Happy Easter to everyone that celebrates. It’s been a quiet one here; hopefully the last quiet holiday of this rotten pandemic. This week was mostly uneventful as far as the birding goes. I got out often, but without many exciting birds nor good photo ops. On Wednesday I went out to Lynch Avenue in the black dirt to chase the Wilson’s Snipe that had been reported by Bruce Nott and Linda Scrima. It was nice to get a shorebird in Orange County that wasn’t a Killdeer. Yesterday I only had the early morning to bird and today I got out all morning. I spent both morning checking lakes and the Hudson River, mostly for ducks but also on the off chance of a Bonaparte’s Gull or a Caspian Tern (no luck on either). I added Ruddy Duck to my OC list yesterday morning at Glenmere, and I added Lesser Scaup (Orange Lake) and Common Loon (Greenwood Lake) to it this morning. Anyways, here’s some shots from the week.
So I took the plunge this week. My buddy Kyle Dudgeon was looking to upgrade his equipment, so he offered me a great deal on his Canon 500mm f/4 Mark I lens. It was an offer couldn’t resist, especially since I know that this particular lens is capable of taking spectacular shots – you can check out some of the work Kyle did with it here. I never really pictured myself upgrading to such a large lens, but I have to say, a week into it and I’m hooked.
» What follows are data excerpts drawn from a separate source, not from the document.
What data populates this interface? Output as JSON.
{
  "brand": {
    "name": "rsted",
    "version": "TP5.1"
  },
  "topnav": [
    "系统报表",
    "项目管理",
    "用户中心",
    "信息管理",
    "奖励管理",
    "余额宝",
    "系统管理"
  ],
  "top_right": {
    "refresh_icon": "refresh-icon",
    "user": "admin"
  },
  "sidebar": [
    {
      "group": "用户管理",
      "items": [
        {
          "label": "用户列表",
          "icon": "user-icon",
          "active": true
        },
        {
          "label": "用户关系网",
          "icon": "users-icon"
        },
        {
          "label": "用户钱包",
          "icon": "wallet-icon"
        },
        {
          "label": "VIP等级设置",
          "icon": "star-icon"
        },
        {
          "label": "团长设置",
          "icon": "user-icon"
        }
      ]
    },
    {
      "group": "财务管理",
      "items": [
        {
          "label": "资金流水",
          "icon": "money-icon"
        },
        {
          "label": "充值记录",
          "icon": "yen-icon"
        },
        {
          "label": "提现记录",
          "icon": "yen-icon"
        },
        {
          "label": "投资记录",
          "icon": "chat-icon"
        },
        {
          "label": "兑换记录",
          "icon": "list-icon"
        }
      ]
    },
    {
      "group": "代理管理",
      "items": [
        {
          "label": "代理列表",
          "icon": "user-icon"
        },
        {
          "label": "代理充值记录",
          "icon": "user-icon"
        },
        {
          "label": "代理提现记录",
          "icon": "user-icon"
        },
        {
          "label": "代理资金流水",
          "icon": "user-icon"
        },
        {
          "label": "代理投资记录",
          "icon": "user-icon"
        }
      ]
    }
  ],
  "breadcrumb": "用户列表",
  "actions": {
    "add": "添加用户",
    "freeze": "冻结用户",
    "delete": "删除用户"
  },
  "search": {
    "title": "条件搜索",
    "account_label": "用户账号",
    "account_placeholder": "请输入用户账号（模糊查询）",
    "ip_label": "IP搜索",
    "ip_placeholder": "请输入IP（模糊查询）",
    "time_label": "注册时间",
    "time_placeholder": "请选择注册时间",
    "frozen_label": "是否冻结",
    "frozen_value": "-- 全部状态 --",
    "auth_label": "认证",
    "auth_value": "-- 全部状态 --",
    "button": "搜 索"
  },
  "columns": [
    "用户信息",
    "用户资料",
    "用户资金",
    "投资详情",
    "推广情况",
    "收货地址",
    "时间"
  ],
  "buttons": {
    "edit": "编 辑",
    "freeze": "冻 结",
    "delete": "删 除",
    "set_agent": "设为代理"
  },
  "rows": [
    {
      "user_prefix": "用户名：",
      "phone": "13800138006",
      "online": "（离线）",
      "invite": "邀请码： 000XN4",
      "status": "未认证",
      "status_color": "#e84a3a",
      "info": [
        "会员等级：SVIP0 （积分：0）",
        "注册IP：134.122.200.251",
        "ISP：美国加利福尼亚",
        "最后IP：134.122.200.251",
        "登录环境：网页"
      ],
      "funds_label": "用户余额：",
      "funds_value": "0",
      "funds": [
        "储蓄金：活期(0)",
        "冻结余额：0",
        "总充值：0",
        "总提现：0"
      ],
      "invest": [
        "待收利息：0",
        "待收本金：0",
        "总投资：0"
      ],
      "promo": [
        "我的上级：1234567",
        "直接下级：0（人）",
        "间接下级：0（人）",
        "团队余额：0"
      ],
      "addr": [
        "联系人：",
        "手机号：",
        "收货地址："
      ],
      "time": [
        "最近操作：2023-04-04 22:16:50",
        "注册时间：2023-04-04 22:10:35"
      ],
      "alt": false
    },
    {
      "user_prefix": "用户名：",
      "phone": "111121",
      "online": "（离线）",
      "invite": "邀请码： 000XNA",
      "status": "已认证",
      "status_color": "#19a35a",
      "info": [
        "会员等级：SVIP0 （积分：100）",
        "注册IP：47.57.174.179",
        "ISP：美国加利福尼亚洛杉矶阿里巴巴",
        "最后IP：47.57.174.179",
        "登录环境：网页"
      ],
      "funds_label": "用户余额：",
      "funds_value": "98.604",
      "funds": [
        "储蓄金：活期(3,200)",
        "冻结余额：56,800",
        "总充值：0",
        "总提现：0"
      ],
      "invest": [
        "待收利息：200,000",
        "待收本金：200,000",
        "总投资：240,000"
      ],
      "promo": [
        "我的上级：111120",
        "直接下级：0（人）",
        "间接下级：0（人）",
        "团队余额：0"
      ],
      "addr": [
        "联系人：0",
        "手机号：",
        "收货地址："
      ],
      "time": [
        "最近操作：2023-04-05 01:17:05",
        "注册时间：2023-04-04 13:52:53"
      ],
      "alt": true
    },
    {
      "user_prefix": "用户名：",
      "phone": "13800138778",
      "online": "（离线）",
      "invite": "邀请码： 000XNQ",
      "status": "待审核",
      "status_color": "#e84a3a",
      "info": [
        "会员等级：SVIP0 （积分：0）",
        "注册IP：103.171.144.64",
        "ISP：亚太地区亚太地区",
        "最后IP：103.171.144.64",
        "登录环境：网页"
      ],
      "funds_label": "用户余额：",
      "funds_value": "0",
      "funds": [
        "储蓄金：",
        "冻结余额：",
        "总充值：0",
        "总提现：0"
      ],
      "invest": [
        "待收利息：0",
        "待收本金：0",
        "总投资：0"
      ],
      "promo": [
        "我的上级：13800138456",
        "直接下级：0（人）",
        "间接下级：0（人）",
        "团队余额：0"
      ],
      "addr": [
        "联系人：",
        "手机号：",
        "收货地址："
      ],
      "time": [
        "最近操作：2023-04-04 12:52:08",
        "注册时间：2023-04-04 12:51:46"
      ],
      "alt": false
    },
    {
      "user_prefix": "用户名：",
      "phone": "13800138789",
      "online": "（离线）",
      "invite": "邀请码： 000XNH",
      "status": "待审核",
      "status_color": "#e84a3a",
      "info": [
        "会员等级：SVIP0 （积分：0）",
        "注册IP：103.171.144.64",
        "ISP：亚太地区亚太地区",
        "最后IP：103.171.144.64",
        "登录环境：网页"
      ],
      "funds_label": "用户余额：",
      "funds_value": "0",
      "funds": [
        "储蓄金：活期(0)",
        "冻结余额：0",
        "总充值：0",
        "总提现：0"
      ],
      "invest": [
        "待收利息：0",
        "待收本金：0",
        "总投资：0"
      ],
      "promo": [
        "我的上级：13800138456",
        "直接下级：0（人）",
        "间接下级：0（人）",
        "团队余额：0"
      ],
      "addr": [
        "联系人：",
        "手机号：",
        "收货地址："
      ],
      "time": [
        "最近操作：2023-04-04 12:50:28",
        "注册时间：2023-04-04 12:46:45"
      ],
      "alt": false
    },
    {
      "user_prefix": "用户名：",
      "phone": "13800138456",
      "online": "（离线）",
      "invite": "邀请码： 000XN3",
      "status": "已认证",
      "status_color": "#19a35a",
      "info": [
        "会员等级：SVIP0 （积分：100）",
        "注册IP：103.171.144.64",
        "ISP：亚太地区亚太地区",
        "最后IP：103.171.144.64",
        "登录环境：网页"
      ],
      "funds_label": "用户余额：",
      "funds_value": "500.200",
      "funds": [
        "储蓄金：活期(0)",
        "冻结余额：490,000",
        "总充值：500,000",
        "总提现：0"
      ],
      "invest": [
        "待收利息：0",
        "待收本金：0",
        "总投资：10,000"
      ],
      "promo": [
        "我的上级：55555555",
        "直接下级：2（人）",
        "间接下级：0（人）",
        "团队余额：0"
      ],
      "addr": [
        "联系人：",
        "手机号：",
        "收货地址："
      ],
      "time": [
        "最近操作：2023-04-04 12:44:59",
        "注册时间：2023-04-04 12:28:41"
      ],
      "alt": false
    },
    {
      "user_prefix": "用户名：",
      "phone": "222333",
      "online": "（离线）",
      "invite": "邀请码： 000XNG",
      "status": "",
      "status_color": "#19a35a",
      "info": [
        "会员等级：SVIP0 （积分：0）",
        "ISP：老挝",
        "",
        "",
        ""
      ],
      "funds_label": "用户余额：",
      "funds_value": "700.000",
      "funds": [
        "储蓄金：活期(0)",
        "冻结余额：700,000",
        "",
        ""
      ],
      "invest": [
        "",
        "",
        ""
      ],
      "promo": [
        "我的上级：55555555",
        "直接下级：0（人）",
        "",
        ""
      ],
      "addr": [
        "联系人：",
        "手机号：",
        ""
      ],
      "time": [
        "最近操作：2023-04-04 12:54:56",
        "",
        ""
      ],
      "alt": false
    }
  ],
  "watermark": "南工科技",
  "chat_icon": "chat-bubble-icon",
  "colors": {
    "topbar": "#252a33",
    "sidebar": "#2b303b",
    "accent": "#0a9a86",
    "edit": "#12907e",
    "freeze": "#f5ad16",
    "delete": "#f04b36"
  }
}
Kyle warned me that there would be a learning curve before getting optimal results with this lens, and that has certainly shown to be true; I’ve had a real mixed bag of results. But, I like where it is heading, and I’m looking forward to learning some new things. I’m also looking forward to getting some more decent opportunities with birds, because this week was sort of a dud for me with not many opportunities.